St Andrew's Church, Ufford, Cambridgeshire

St Andrew’s, Ufford is a fine late medieval church built entirely of local limestone. The chancel roof was covered with wonderful Collyweston slates but a number were missing and damaged, and re-slating was of high priority in order to avoid damage to the roof structure.

Collyweston slates take their name from a small village in Northamptonshire where their production started centuries ago, the slates contributing to the distinctive appearance of many historic buildings in Northamptonshire, Lincolnshire, and Cambridgeshire. The mining for the slate hit its peak in the late 1800s but stopped almost altogether in the 1970s, when the extraction of the distinctive limestone slates became commercially unviable. Production of the slates traditionally relied on hard winters causing natural frost splitting of the quarried stone.
The lack of new slates in recent decades has caused the supply of Collywestons to rely on re-using slates from existing buildings. As a result many old unlisted buildings are gradually being stripped of Collyweston slates which are sold on, sometimes by unscrupulous dealers. The current stock is in continuing decline and also the characteristic sizes are diminishing, as reclaimed slates need redressing.

Re-used old slates                             New Collyweston slates

As part of the drive to encourage the production of new traditional stone roofing slates, Historic England has carried out trials with Messenger Construction Ltd. to develop a successful production method, which is based on artificially accelerating the natural frost splitting process. The prepared log mined from a local quarry is frost-split in a specially designed freezer unit ranging from -8 to +8 degrees centigrade over a 7 day cycle, then clived into suitable thicknesses for new slates, and dressed in the traditional way.

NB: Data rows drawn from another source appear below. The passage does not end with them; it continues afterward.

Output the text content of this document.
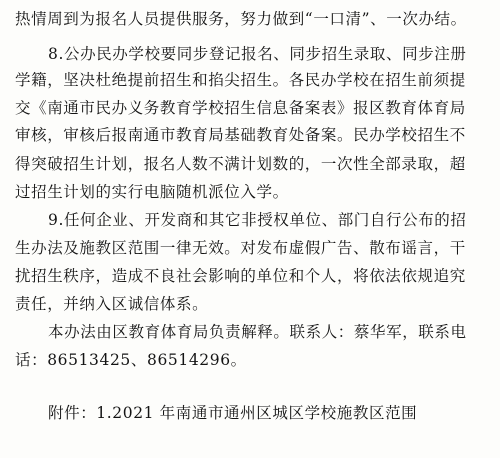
热情周到为报名人员提供服务，努力做到“一口清”、一次办结。
8.公办民办学校要同步登记报名、同步招生录取、同步注册
学籍，坚决杜绝提前招生和掐尖招生。各民办学校在招生前须提
交《南通市民办义务教育学校招生信息备案表》报区教育体育局
审核，审核后报南通市教育局基础教育处备案。民办学校招生不
得突破招生计划，报名人数不满计划数的，一次性全部录取，超
过招生计划的实行电脑随机派位入学。
9.任何企业、开发商和其它非授权单位、部门自行公布的招
生办法及施教区范围一律无效。对发布虚假广告、散布谣言，干
扰招生秩序，造成不良社会影响的单位和个人，将依法依规追究
责任，并纳入区诚信体系。
本办法由区教育体育局负责解释。联系人：蔡华军，联系电
话：86513425、86514296。
附件：1.2021 年南通市通州区城区学校施教区范围
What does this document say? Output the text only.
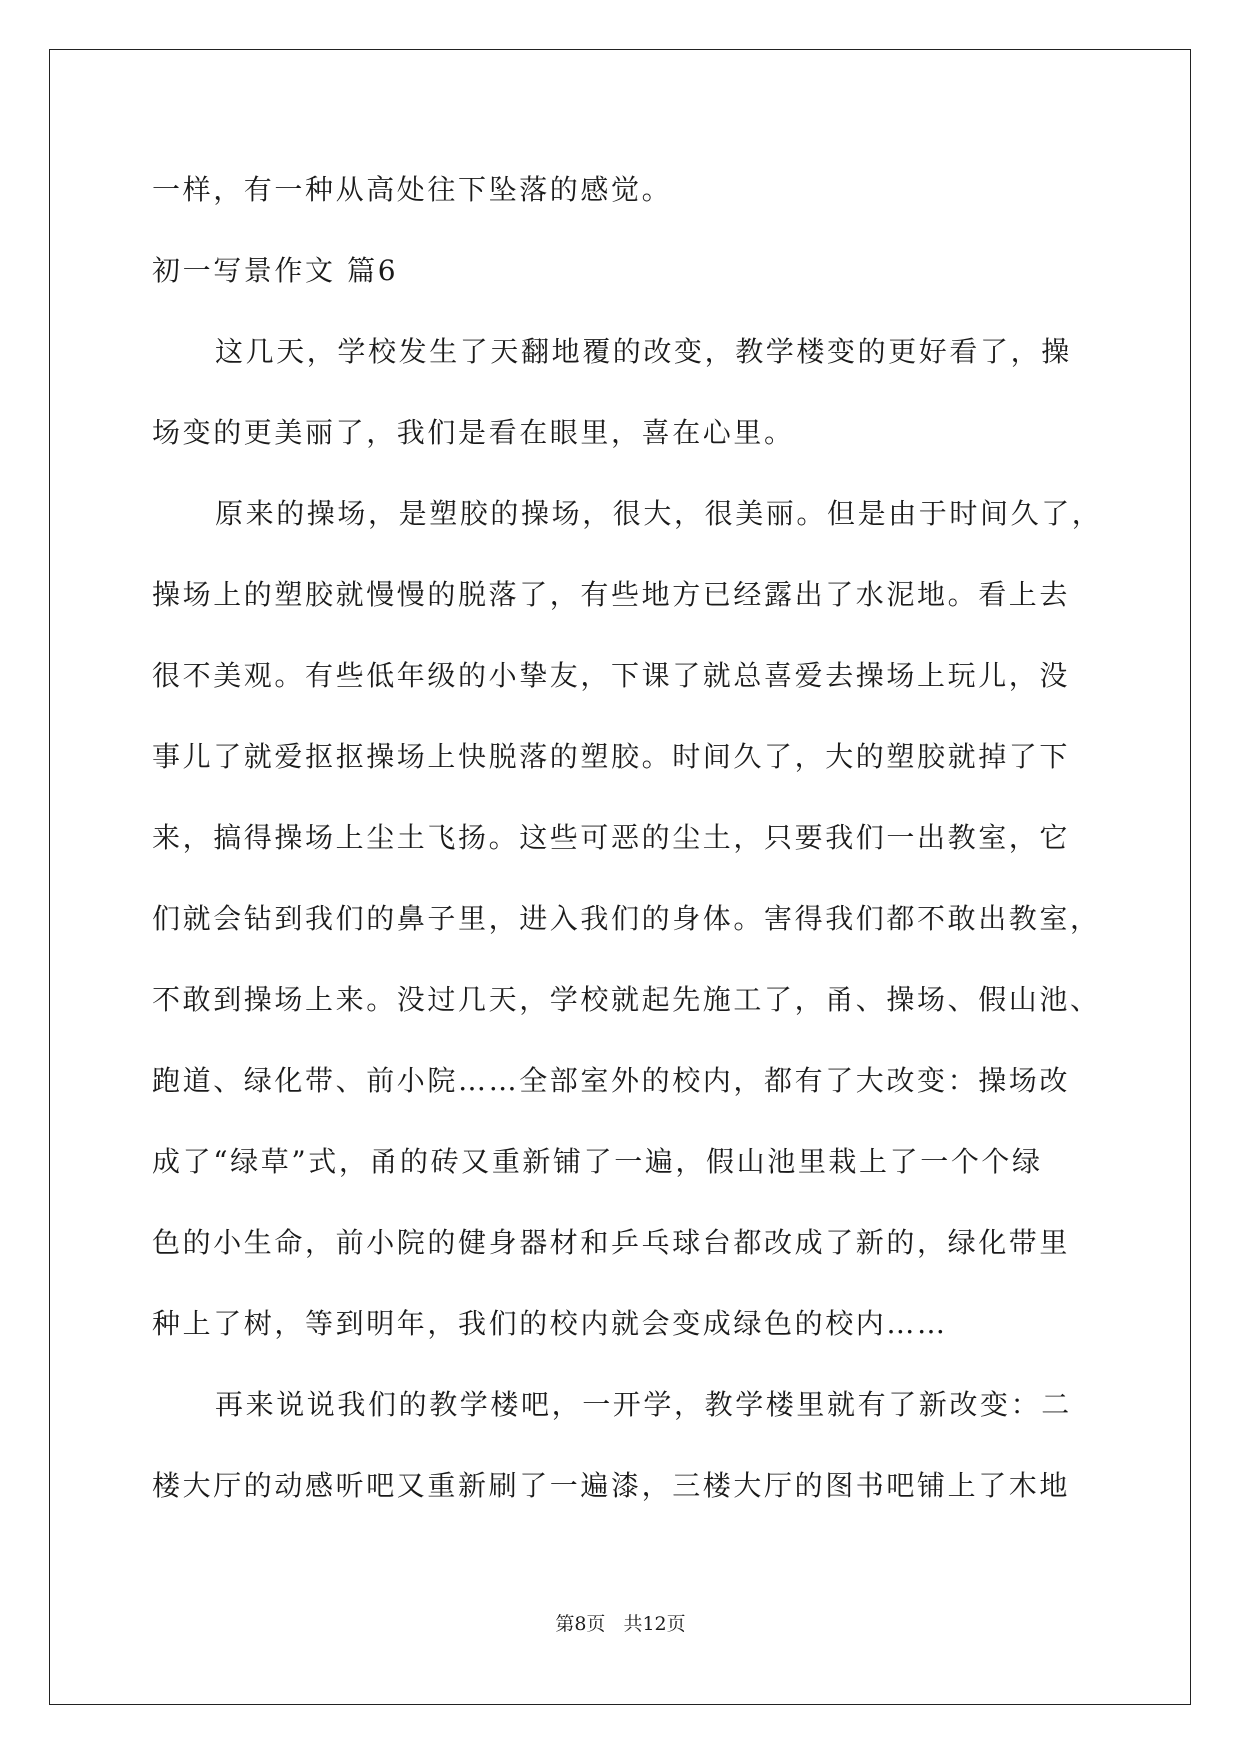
一样，有一种从高处往下坠落的感觉。
初一写景作文 篇6
这几天，学校发生了天翻地覆的改变，教学楼变的更好看了，操
场变的更美丽了，我们是看在眼里，喜在心里。
原来的操场，是塑胶的操场，很大，很美丽。但是由于时间久了，
操场上的塑胶就慢慢的脱落了，有些地方已经露出了水泥地。看上去
很不美观。有些低年级的小挚友，下课了就总喜爱去操场上玩儿，没
事儿了就爱抠抠操场上快脱落的塑胶。时间久了，大的塑胶就掉了下
来，搞得操场上尘土飞扬。这些可恶的尘土，只要我们一出教室，它
们就会钻到我们的鼻子里，进入我们的身体。害得我们都不敢出教室，
不敢到操场上来。没过几天，学校就起先施工了，甬、操场、假山池、
跑道、绿化带、前小院……全部室外的校内，都有了大改变：操场改
成了“绿草”式，甬的砖又重新铺了一遍，假山池里栽上了一个个绿
色的小生命，前小院的健身器材和乒乓球台都改成了新的，绿化带里
种上了树，等到明年，我们的校内就会变成绿色的校内……
再来说说我们的教学楼吧，一开学，教学楼里就有了新改变：二
楼大厅的动感听吧又重新刷了一遍漆，三楼大厅的图书吧铺上了木地
第8页 共12页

At Ufford we have re-used the existing Collyweston slates on the North slope, the elevation visible by road, and used the new slates on the south slope.  On this project the Trust has had the opportunity, with Messenger, to promote the new method, which could play an important part in developing new production of Collyweston slates. We feel that this is an essential step if this fine traditional material is to have a future in the long term.